Şimdi bu yorumda tüm derdimi anlatamam ama bence olay şu. Evet büyük ve sağlam ik sistemi kurmuş kurumsal firmalar da herkesin görev tanımı ayrıdır. Yani 800 kişilik x firmasında 5 ik çalışıyorsa eğer bunlardan biri personel özlükçüdur form belge evrak işlerine o bakar, biri bordro uzmanıdır puantaj ve bordrolalari o yapar, biri işe alımcidir tüm mülakat ve işe alımları o yapar, biri çalışan ilişkileri uzmanıdır tüm piknik çiçek böcek işini o yapar diğeri de ya eğitim uzmanıdır oryantasyon ve eğitimi o yapar ya da Ik olarak geçer ki yukarıda saydığım görevlerin dışında kalan tüm ik süreçlerini o yapar. Ya da biri de performans yönetim uzmanı olur tek işi performanslara bakmak olur.

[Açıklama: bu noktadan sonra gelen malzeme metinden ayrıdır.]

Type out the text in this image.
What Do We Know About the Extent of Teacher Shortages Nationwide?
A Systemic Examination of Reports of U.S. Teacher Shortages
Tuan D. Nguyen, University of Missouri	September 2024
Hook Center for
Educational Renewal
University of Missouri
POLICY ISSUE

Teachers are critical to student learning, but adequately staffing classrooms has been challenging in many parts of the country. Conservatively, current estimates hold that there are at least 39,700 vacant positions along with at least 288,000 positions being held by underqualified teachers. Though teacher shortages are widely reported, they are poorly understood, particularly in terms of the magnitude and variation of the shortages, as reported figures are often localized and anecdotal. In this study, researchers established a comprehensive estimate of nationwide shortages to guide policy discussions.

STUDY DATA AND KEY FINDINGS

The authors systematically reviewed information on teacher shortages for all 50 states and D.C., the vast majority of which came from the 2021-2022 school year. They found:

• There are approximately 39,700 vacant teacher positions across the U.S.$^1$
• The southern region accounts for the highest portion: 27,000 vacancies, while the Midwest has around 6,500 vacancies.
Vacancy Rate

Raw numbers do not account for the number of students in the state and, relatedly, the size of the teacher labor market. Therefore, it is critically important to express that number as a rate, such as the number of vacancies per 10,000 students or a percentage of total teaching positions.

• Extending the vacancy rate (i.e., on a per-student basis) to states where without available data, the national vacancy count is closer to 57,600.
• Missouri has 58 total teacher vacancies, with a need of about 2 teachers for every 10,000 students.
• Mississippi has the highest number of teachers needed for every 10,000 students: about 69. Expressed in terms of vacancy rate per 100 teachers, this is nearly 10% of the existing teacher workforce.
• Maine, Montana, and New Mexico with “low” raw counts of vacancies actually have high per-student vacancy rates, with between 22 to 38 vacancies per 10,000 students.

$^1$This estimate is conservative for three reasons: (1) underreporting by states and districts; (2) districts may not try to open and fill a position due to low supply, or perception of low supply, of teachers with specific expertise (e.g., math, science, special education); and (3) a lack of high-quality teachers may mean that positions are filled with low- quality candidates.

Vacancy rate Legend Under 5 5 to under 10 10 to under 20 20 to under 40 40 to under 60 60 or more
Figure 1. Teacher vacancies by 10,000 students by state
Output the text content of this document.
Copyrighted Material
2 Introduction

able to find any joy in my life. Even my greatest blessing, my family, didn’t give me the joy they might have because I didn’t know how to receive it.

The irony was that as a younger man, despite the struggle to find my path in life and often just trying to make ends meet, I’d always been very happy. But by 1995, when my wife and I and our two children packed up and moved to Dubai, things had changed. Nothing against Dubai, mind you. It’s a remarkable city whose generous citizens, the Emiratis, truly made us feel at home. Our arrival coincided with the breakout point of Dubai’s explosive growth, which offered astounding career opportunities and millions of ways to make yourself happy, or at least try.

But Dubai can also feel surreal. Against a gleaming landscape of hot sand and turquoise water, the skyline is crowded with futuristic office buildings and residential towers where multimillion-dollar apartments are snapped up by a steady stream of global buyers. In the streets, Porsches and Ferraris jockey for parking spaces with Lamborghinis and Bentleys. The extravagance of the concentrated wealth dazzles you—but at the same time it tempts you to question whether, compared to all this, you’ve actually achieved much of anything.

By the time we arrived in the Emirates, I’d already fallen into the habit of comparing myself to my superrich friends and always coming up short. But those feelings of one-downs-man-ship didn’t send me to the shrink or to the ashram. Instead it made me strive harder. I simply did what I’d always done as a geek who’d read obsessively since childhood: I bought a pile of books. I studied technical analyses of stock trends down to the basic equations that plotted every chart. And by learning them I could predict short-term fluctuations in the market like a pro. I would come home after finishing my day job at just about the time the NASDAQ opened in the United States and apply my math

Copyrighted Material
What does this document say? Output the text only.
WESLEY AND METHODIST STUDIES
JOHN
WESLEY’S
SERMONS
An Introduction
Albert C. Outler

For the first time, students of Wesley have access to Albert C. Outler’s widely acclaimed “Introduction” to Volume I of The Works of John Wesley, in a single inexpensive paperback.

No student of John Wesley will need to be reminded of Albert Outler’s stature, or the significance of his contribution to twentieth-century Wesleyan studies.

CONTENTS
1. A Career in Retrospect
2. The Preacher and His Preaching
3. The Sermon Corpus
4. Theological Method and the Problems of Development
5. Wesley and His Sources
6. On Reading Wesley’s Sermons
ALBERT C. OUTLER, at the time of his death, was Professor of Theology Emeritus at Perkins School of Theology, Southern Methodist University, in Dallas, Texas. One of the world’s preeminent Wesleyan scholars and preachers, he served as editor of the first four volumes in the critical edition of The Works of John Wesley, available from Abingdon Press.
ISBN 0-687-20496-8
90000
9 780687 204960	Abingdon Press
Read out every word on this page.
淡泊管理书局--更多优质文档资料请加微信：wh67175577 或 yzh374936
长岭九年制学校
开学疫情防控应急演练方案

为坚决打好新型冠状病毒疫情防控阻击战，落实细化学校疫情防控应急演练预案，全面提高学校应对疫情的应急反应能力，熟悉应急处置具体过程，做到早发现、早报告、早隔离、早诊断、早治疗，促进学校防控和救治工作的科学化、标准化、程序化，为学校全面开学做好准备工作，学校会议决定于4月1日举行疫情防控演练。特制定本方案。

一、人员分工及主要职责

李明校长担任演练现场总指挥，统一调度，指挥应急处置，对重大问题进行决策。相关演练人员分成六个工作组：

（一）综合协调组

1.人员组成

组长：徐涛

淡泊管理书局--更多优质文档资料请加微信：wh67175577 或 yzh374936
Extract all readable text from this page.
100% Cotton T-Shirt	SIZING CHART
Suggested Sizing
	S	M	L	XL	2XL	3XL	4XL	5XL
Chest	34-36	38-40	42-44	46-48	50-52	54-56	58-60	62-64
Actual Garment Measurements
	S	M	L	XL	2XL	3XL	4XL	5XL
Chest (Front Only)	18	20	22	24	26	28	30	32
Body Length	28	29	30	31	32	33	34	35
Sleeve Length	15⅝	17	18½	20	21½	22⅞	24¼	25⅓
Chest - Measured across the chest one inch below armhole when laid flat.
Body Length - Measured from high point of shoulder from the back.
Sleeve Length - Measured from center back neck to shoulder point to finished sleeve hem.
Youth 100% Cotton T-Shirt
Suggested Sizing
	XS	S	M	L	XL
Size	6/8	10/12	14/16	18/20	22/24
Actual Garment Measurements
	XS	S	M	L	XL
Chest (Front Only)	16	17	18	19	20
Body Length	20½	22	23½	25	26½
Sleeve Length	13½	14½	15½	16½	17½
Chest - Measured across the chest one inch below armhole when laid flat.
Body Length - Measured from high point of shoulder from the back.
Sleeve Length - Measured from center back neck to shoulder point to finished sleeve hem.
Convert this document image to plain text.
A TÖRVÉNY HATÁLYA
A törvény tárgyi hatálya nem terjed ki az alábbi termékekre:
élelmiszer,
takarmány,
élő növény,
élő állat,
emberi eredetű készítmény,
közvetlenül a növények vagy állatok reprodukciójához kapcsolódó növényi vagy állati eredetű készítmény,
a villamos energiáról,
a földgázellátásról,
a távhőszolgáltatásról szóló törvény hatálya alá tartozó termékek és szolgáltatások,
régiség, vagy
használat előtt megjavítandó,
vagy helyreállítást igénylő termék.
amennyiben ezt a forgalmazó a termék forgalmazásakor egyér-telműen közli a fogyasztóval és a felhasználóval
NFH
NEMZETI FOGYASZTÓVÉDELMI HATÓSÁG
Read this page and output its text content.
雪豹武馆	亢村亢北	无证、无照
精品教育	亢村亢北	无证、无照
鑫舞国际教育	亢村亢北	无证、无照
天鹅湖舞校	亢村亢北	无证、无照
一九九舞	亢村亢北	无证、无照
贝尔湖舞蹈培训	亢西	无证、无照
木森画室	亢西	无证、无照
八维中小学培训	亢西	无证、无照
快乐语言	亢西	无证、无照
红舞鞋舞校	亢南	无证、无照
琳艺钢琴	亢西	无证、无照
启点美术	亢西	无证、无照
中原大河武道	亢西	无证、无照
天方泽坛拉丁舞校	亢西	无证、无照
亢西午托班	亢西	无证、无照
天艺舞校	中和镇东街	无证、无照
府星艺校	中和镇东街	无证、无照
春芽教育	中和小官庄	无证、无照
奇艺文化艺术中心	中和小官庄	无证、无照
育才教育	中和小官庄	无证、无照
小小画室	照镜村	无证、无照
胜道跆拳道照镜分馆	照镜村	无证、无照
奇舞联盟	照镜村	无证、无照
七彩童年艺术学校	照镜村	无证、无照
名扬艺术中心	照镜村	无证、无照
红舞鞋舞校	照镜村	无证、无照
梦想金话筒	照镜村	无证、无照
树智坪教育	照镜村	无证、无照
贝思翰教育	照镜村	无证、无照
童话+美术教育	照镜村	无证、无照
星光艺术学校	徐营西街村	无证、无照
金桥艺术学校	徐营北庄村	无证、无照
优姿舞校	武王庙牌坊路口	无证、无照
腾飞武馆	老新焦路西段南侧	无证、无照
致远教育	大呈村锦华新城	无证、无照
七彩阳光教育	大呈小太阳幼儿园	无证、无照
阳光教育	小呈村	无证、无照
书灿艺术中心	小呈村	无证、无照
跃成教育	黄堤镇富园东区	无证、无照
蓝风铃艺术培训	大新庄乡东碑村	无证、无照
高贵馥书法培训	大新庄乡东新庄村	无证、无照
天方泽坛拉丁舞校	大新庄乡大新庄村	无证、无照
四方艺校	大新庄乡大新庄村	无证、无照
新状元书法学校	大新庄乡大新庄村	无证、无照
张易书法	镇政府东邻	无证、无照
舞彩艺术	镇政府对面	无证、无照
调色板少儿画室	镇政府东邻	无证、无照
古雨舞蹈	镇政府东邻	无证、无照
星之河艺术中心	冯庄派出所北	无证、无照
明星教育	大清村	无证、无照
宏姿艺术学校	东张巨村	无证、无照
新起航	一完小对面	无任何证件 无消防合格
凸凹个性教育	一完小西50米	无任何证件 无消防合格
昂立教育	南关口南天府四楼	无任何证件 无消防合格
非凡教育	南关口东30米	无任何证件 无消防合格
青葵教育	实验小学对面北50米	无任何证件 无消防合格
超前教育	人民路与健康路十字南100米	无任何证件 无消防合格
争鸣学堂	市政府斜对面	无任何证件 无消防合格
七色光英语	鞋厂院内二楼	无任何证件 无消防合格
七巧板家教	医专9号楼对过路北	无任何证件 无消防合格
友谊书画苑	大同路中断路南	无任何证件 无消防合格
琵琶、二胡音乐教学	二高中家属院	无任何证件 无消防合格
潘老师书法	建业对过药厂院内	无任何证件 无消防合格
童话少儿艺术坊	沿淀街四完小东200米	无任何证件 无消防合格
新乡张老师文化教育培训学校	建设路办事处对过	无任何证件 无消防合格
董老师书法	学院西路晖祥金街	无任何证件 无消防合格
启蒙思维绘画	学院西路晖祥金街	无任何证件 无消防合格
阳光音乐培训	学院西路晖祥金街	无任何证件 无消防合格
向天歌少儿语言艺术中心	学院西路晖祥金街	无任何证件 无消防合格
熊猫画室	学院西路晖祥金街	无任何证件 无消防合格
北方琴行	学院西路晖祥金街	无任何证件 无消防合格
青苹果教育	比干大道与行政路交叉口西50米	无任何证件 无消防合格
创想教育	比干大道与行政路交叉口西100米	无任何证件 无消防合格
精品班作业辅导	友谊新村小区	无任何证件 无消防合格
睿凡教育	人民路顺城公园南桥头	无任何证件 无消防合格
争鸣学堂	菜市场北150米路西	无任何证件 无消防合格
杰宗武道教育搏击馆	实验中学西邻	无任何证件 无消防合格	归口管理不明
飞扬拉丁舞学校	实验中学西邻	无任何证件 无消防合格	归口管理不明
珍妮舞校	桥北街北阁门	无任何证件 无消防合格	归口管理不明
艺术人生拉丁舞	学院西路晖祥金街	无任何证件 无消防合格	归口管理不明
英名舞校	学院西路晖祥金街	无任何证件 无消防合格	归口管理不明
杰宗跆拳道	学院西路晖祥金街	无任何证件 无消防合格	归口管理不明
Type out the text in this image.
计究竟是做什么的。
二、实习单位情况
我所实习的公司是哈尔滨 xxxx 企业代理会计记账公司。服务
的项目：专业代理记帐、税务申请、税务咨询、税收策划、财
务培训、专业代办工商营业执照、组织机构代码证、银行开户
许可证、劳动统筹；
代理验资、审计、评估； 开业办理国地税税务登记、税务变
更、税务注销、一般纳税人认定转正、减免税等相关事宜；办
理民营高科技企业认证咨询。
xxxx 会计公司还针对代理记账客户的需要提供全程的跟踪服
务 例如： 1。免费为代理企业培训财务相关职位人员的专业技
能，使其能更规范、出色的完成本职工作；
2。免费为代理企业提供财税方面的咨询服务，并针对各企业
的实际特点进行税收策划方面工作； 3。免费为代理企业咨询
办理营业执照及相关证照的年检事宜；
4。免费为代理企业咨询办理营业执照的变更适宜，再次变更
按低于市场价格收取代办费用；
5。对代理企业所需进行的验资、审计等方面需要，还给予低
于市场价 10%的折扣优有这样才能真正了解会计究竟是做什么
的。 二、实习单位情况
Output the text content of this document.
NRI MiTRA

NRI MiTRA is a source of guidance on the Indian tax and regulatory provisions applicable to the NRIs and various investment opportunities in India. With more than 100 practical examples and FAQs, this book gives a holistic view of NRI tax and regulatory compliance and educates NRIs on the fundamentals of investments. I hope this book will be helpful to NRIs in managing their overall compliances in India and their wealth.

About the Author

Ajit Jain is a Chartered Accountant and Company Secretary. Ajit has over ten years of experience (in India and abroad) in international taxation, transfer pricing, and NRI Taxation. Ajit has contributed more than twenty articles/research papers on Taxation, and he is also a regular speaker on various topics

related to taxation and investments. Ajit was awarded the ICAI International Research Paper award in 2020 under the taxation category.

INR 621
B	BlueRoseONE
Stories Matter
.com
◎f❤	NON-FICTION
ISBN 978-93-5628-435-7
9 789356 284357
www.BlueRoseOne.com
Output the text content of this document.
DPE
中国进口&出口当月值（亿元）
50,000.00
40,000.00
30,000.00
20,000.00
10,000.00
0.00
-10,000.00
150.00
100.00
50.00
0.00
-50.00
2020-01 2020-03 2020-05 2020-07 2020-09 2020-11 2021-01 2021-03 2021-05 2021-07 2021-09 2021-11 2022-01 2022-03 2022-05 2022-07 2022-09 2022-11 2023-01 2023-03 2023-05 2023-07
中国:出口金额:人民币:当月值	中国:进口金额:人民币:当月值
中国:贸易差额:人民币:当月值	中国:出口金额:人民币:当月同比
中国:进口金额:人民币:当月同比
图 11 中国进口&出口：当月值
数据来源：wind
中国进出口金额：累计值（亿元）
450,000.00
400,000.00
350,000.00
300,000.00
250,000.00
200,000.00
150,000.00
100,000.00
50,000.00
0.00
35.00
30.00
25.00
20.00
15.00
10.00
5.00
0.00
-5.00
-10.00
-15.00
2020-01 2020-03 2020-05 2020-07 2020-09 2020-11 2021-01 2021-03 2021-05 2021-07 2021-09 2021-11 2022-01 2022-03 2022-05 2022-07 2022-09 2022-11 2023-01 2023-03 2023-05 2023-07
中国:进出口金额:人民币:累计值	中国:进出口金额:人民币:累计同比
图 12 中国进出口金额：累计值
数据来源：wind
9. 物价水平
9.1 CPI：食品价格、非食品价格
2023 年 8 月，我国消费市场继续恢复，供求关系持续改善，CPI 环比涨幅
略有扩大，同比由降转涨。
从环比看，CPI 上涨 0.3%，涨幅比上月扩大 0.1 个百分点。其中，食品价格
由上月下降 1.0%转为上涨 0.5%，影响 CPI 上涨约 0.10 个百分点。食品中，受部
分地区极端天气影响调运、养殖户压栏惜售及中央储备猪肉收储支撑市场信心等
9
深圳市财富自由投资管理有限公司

YanıtlaSilAma Izmir şartları altında veya Türkiye de geri kalan tüm şirketler aile şirketi veya kobi olduğu için bordoyu bilmeyen Ik ci yi işe almıyorlar. Yani onların gözünde işe alimcilar ik için yetersiz. Her ik hepsini bilmeli. Sadece Danışmanlık firmalarında ik olmak için işe alimci olmak yetiyor. Onun dışında her firma büyük ve kurumsal olmadığı için bir ik dan hepsini bekliyorlar.